"Anayasa'nın 'temel hükümleri'ne dokunulmayacak"
İstanbul Barosu, temel hükümleri koruma bakımından taraf olduğunu açıkladı
İSTANBUL - İstanbul Barosu, Anayasa'nın temel hükümlerine dokunulamayacağı açıklayarak "Baro, bu ilkeleri koruma bakımından taraftır" şeklinde açıklamada bulundu.
Baro'nun yaptığı yazılı açıklamada, son günlerde, Anayasa'nın değiştirilemez, değiştirilmesi teklif dahi edilemez ilkelerini ve buna ilişkin maddelerini tartışmaya açma girişiminin ortaya çıktığı belirtilerek, "Bu girişimin, esasen Anayasa'yı ve anayasal uygunluğu denetlemekle görevli Anayasa Mahkemesinin hukukçu olmayan başkanından gelmesi de ayrıca dikkat çekici ve düşündürücüdür" ifadesine yer verildi.
Değiştirilemez bu maddelerin, devletin şekline, Cumhuriyet'in niteliklerine, devletin bütünlüğü, resmi dili, bayrağı ve marşına ilişkin olduğu kaydedilen açıklamada, bu 3 temel madde ile Türkiye Devleti'nin Cumhuriyet olduğu, demokratik, laik ve sosyal bir hukuk devleti olduğu, tekil (üniter) bir devlet olduğu, dilinin Türkçe olduğunun belirlendiği vurgulandı.
Açıklamada, bu temel ilkelerin, 1923'te kurulan modern ve bağımsız Türkiye Cumhuriyeti'nin temelini ve kuruluş felsefesini oluşturduğu ifade edilerek, "Hiçbir gerekliliği ve nedeni olmadığı halde, üstelik Anayasamızın 4. maddesine göre bu maddelerin değiştirilmesi teklif dahi edilemezken bunları tartışmaya açmanın masumane ve samimi bir davranış olmadığı aşikardır" denildi.

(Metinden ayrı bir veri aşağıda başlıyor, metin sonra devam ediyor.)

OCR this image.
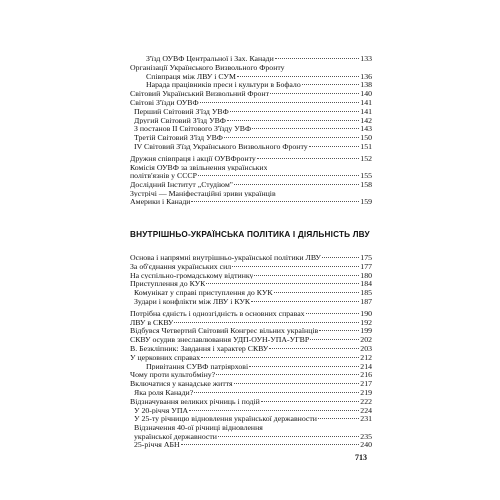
З'їзд ОУВФ Центральної і Зах. Канади	133
Організації Українського Визвольного Фронту
Співпраця між ЛВУ і СУМ	136
Нарада працівників преси і культури в Бофало	138
Світовий Український Визвольний Фронт	140
Світові З'їзди ОУВФ	141
Перший Світовий З'їзд УВФ	141
Другий Світовий З'їзд УВФ	142
З постанов ІІ Світового З'їзду УВФ	143
Третій Світовий З'їзд УВФ	150
IV Світовий З'їзд Українського Визвольного Фронту	151
Дружня співпраця і акції ОУВФронту	152
Комісія ОУВФ за звільнення українських
політв'язнів у СССР	155
Дослідний Інститут „Студіюм"	158
Зустрічі — Маніфестаційні зриви українців
Америки і Канади	159
ВНУТРІШНЬО-УКРАЇНСЬКА ПОЛІТИКА І ДІЯЛЬНІСТЬ ЛВУ
Основа і напрямні внутрішньо-української політики ЛВУ	175
За об'єднання українських сил	177
На суспільно-громадському відтинку	180
Приступлення до КУК	184
Комунікат у справі приступлення до КУК	185
Зудари і конфлікти між ЛВУ і КУК	187
Потрібна єдність і однозгідність в основних справах	190
ЛВУ в СКВУ	192
Відбувся Четвертий Світовий Конгрес вільних українців	199
СКВУ осудив знеславлювання УДП-ОУН-УПА-УГВР	202
В. Безкліпник: Завдання і характер СКВУ	203
У церковних справах	212
Привітання СУВФ патріярхові	214
Чому проти культобміну?	216
Включатися у канадське життя	217
Яка роля Канади?	219
Відзначування великих річниць і подій	222
У 20-річчя УПА	224
У 25-ту річницю відновлення української державности	231
Відзначення 40-ої річниці відновлення
української державности	235
25-річчя АБН	240
713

"Türkiye'de son yıllarda başta laiklik ve devletin üniter yapısı olmak üzere, bu kurucu temel ilkelere karşı yoğunlaşan açık saldırılar da dikkate alındığında, bunun belirli amaca yönelik planlı bir davranış olduğunun da açıkça görüldüğü" ifadesinde bulunulan açıklamada, şu görüşlere yer verildi:
"Gene bu girişimin, ülkemizin 25 parçaya ayrılması yönündeki talep ve düşüncelerden, Anayasa Mahkemesinin bu temel niteliklerle ilgili önemli kararlarından ve yüce mahkemeye karşı yapılan ağır, haksız ve planlı saldırılardan, Cumhuriyet'in kurucusu Atatürk'ü tartışma adı altında değersiz gösterme gayretlerinden sonra veya eş zamanlı olarak ortaya çıkması da ayrıca düşündürücüdür.
"İlkeler tartışmaya açılamaz"
Bu ilkeleri tartışmaya açmak, Türkiye'nin rejimini, laik ve üniter yapısını, bayrağını, dilini tartışmaya açmaktır. Bu ise ülkemizi 1923 öncesine döndürme, Lozan Antlaşması'nı ortadan kaldırma çabalarından başka bir anlam ifade edemez. Her demokratik devletin kendisini, bu anlamda kendisini var eden temel ilkeleri ve felsefesini koruma hakkı mevcuttur. Anayasamızın 4. maddesi de bu korumayı sağlamaktadır. Türk Ulusu da bu ilkelerin koruyucusu ve kollayıcısıdır.
İstanbul Barosu, bu ilkeleri koruma bakımından taraftır. Başta laiklik ve tekil devlet yapısı olmak üzere bu temel ilkelere, bunları koruyan anayasal hükümlere daima sahip çıkacağımızı, her durum ve koşulda bu ilkeleri koruyacağımızı ve kollayacağımızı, buna karşı yapılan hukuk dışı saldırılara sessiz kalmayacağımızı kamuoyuna duyururuz."